Details aside, animal methane presents a definite threat to the biota. It’s believed 18 percent of the greenhouse effect is caused by methane, putting it second on the list of offending gases behind carbon dioxide. Methane breaks down in the atmosphere to form carbon dioxide, ozone, and water, all of which absorb heat. The temperature of the atmosphere rises, the ice caps melt, and next thing you know you’re pumping the Atlantic Ocean out of your basement.

There are several major sources of methane: rice paddies (methane-producing bacteria thrive in the underwater environment), swamps and wetlands (ditto), mining and oil drilling, landfills, termites (although there’s still some controversy on this one), “biomass burning” (notably in the Amazon rain forest), and animals. Ninety percent of animal methane is produced by ruminants (i.e., cud-chewers). These include sheep, goats, camels, water buffalo, and so on, but most of all cattle, of which the world has an estimated 1.2 billion.

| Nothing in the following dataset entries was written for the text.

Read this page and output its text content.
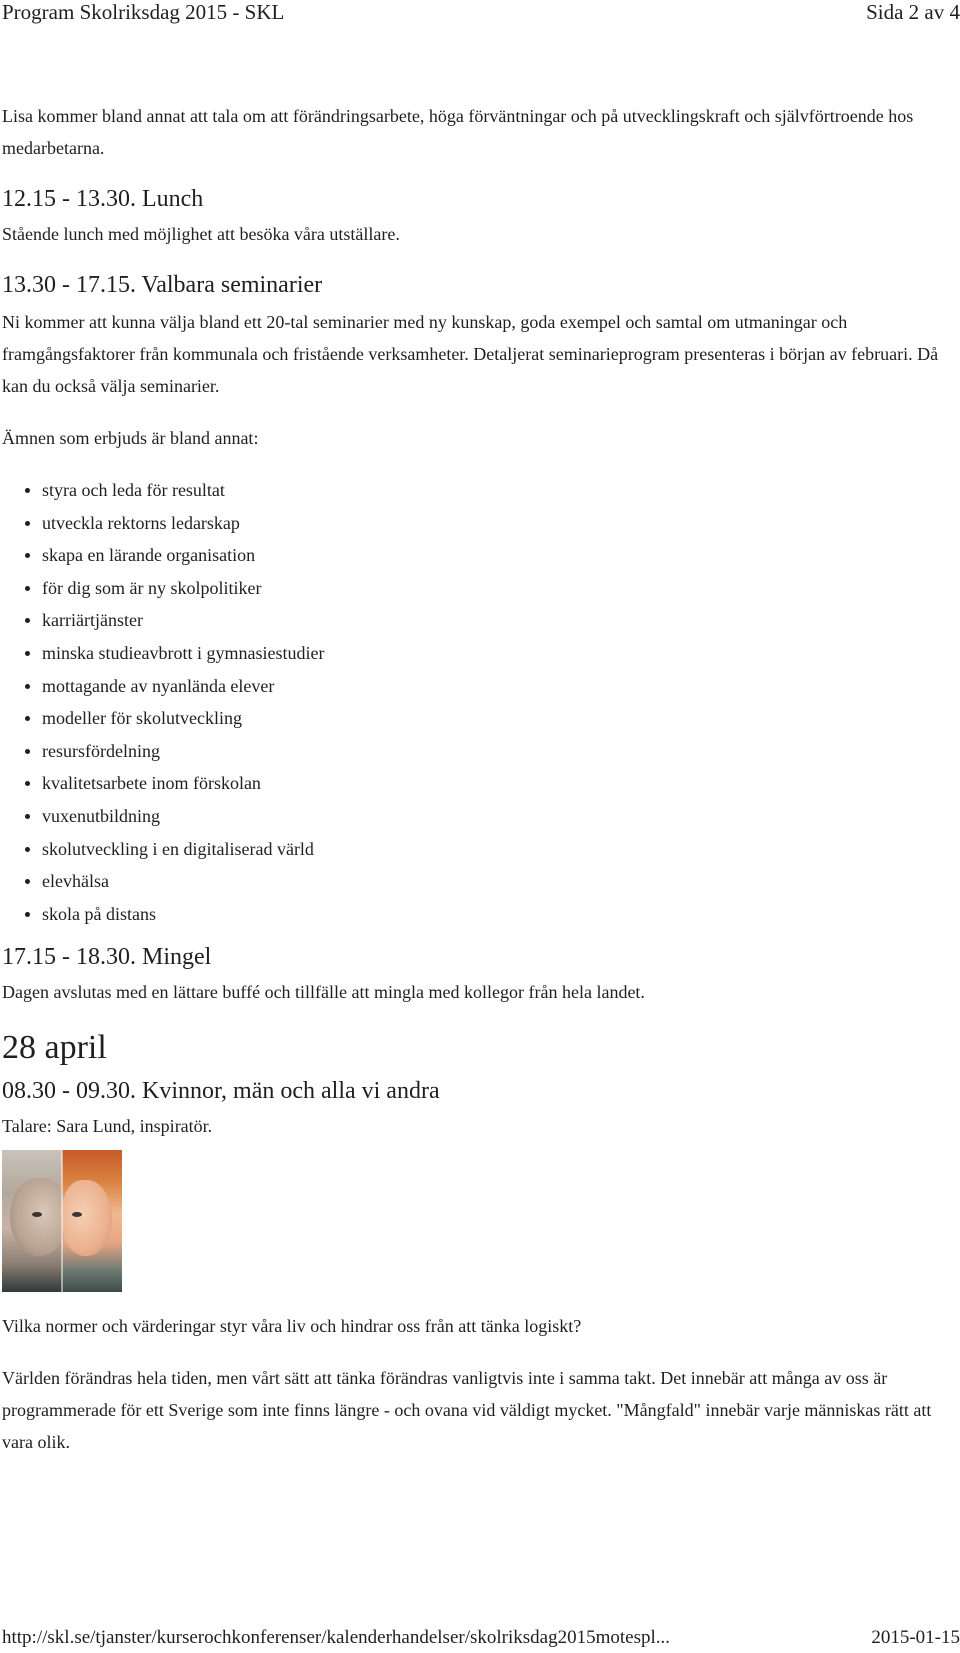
Program Skolriksdag 2015 - SKL	Sida 2 av 4

Lisa kommer bland annat att tala om att förändringsarbete, höga förväntningar och på utvecklingskraft och självförtroende hos medarbetarna.

12.15 - 13.30. Lunch

Stående lunch med möjlighet att besöka våra utställare.

13.30 - 17.15. Valbara seminarier

Ni kommer att kunna välja bland ett 20-tal seminarier med ny kunskap, goda exempel och samtal om utmaningar och framgångsfaktorer från kommunala och fristående verksamheter. Detaljerat seminarieprogram presenteras i början av februari. Då kan du också välja seminarier.

Ämnen som erbjuds är bland annat:

styra och leda för resultat
utveckla rektorns ledarskap
skapa en lärande organisation
för dig som är ny skolpolitiker
karriärtjänster
minska studieavbrott i gymnasiestudier
mottagande av nyanlända elever
modeller för skolutveckling
resursfördelning
kvalitetsarbete inom förskolan
vuxenutbildning
skolutveckling i en digitaliserad värld
elevhälsa
skola på distans
17.15 - 18.30. Mingel

Dagen avslutas med en lättare buffé och tillfälle att mingla med kollegor från hela landet.

28 april
08.30 - 09.30. Kvinnor, män och alla vi andra

Talare: Sara Lund, inspiratör.

Vilka normer och värderingar styr våra liv och hindrar oss från att tänka logiskt?

Världen förändras hela tiden, men vårt sätt att tänka förändras vanligtvis inte i samma takt. Det innebär att många av oss är programmerade för ett Sverige som inte finns längre - och ovana vid väldigt mycket. "Mångfald" innebär varje människas rätt att vara olik.

http://skl.se/tjanster/kurserochkonferenser/kalenderhandelser/skolriksdag2015motespl...	2015-01-15
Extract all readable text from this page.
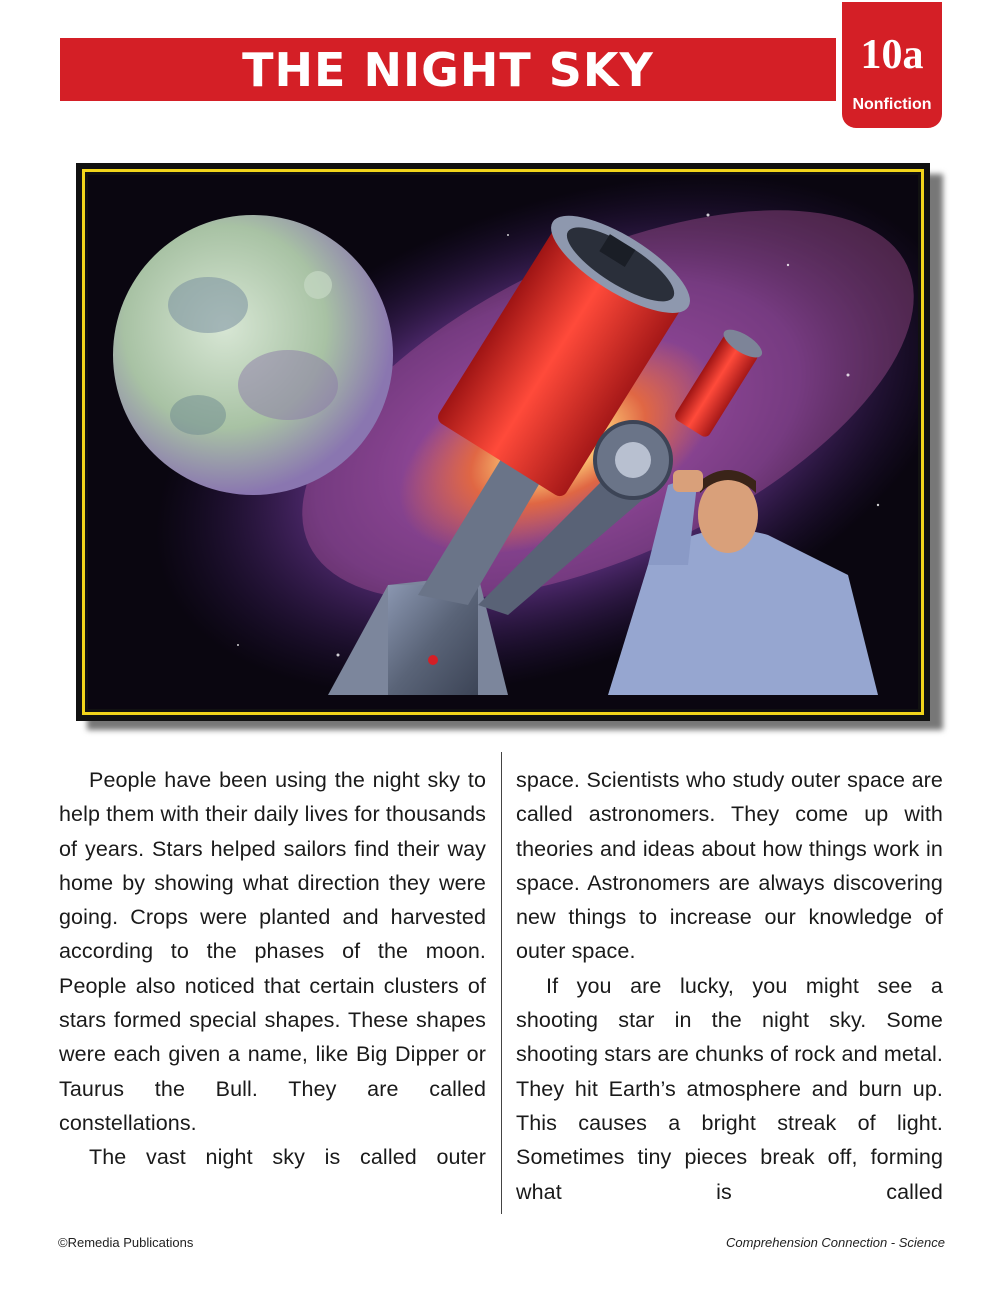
THE NIGHT SKY	10a
Nonfiction

People have been using the night sky to help them with their daily lives for thousands of years. Stars helped sailors find their way home by showing what direction they were going. Crops were planted and harvested according to the phases of the moon. People also noticed that certain clusters of stars formed special shapes. These shapes were each given a name, like Big Dipper or Taurus the Bull. They are called constellations.

The vast night sky is called outer

space. Scientists who study outer space are called astronomers. They come up with theories and ideas about how things work in space. Astronomers are always discovering new things to increase our knowledge of outer space.

If you are lucky, you might see a shooting star in the night sky. Some shooting stars are chunks of rock and metal. They hit Earth’s atmosphere and burn up. This causes a bright streak of light. Sometimes tiny pieces break off, forming what is called

©Remedia Publications	Comprehension Connection - Science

Ruminants eat hay, grass and other plant material containing cellulose, which can be digested only by special microbes that, to minimize commuting problems, live in the ruminants’ guts. Unfortunately, the microbes aren’t as thorough as one might like, and about 6 or 7 percent of what they eat winds up as methane. Thus the problem.

Now, you’re probably saying, cows have been around forever, how come all of a sudden they’re a threat? All we know is this: atmospheric methane has been increasing at the rate of 1 percent a year, and something’s got to be causing it. The world cattle population is thought to have increased in the last decade, and Lord knows the Brazilians don’t feel like taking any more heat for torching the Amazon. So let’s blame the cows.

Is there hope? Professor Johnson thinks a timely application of antibiotics in cattle feed could retard the microbes’ methane production. But by and large antibiotics are already in use in the U.S., while in many third-world countries cattle forage in the fields, making antibiotics difficult to administer.

In other words, we’ve got yet another largely insoluble problem that threatens life as we know it. Sometimes I wish one of these looming disasters would go ahead and happen, just to end the suspense.